O unico problema dos servers pt e serem demasiado pekenos para o fluxo de trafego ke tem, se uma pessoa se ker ligar la pro meio da tarde e mentira, nada feito, mas e graças a isso ke existe o script para nos podermos ligar a servers internacionais e sakar nacional, visto ke montes de ppl pt esta ns servers internacionais, os servers pt sao mnto pekenos e facilmente quebram. 

Ja agora kem tiver dicas e opinioes a dar quanto a ipfilter Generator v.2.0 ke esta actualmente online em varios mirrors e é a versao mais actual ( criticas tb se aceitam)  e favor dexa-las aki para podermos melhorar ja ke neste pais as cenas ainda funcionam assim 

tks a todos  :Very Happy: 

----------

## To

O prob é tipo, eu tenho Sapo ADSL pro, e contam o inicio da ligação, para os efeitos deles, e complectamente errados, se a ligação e feita qo server internacional os tipos contam tudo como internacional, é hilariante.

Tó

----------

## mascanho

 *Quote:*   

> O prob é tipo, eu tenho Sapo ADSL pro, e contam o inicio da ligação, para os efeitos deles, e complectamente errados, se a ligação e feita qo server internacional os tipos contam tudo como internacional, é hilariante.
> 
> Tó

 

Estas a falar do facto de poderes acivar e desactivar o filtro a meio dos downloads ?
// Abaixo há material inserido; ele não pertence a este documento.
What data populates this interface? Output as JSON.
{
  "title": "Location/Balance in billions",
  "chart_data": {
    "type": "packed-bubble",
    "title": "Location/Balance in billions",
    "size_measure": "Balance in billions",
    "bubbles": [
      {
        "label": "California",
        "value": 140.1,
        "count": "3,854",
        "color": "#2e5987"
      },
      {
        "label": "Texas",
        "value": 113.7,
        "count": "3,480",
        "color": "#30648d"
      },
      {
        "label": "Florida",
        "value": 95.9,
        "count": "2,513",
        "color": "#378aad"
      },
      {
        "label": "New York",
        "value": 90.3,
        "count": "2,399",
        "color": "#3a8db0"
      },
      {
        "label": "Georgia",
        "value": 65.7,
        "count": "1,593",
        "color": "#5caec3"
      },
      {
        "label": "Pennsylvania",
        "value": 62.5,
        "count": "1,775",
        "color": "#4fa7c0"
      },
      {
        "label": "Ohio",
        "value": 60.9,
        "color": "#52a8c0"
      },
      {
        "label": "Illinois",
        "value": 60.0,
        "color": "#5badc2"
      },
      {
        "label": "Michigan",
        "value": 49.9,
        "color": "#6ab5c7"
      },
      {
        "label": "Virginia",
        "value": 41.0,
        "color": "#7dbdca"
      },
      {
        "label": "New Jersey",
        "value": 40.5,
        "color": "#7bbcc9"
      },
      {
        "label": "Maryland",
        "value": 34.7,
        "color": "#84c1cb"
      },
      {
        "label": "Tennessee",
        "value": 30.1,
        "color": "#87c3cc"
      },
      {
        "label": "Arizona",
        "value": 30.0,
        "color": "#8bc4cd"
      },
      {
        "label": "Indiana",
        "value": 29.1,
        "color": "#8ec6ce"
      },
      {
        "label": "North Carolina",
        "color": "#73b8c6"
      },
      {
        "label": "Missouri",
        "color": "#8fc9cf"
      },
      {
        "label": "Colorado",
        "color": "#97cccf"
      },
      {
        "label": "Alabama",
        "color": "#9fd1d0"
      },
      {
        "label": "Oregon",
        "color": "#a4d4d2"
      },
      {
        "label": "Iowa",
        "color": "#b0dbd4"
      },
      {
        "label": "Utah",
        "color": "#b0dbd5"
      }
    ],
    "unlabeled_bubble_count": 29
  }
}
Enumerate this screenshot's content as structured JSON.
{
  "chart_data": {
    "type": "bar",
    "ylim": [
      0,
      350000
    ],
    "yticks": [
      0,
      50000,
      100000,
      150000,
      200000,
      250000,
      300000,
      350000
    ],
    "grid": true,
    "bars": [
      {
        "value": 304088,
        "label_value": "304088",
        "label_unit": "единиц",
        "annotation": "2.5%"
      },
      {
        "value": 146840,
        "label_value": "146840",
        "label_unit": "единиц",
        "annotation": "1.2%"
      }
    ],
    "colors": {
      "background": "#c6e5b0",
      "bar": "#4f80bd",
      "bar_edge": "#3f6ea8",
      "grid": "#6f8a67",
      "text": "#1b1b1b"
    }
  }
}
Ou seja ou sakas tudo com filtro ou sacas tudo sem filtro, e isso ?

desculpa n estou a perceber

----------

## To

Mas estás mesmo a perceber. Vou ver se me consigo explicar melhor.

A netcabo tem o processo de happy hours, e não conta o tráfego entre a 1h-7h.

A Sapo também anda com essa promoção para os clientes. Mas o facto é que eles não estão preparados para isso. Como tal eles contam cada ligação desde a sua hora de inicio até ser terminada. O que quer dizer que se te ligares a um server às 0:59h até às 7h eles contam tudo como trafego "contável" mas se te ligares às 1:01h até às 10:00h por ex nada conta. É esquesito mas pronto....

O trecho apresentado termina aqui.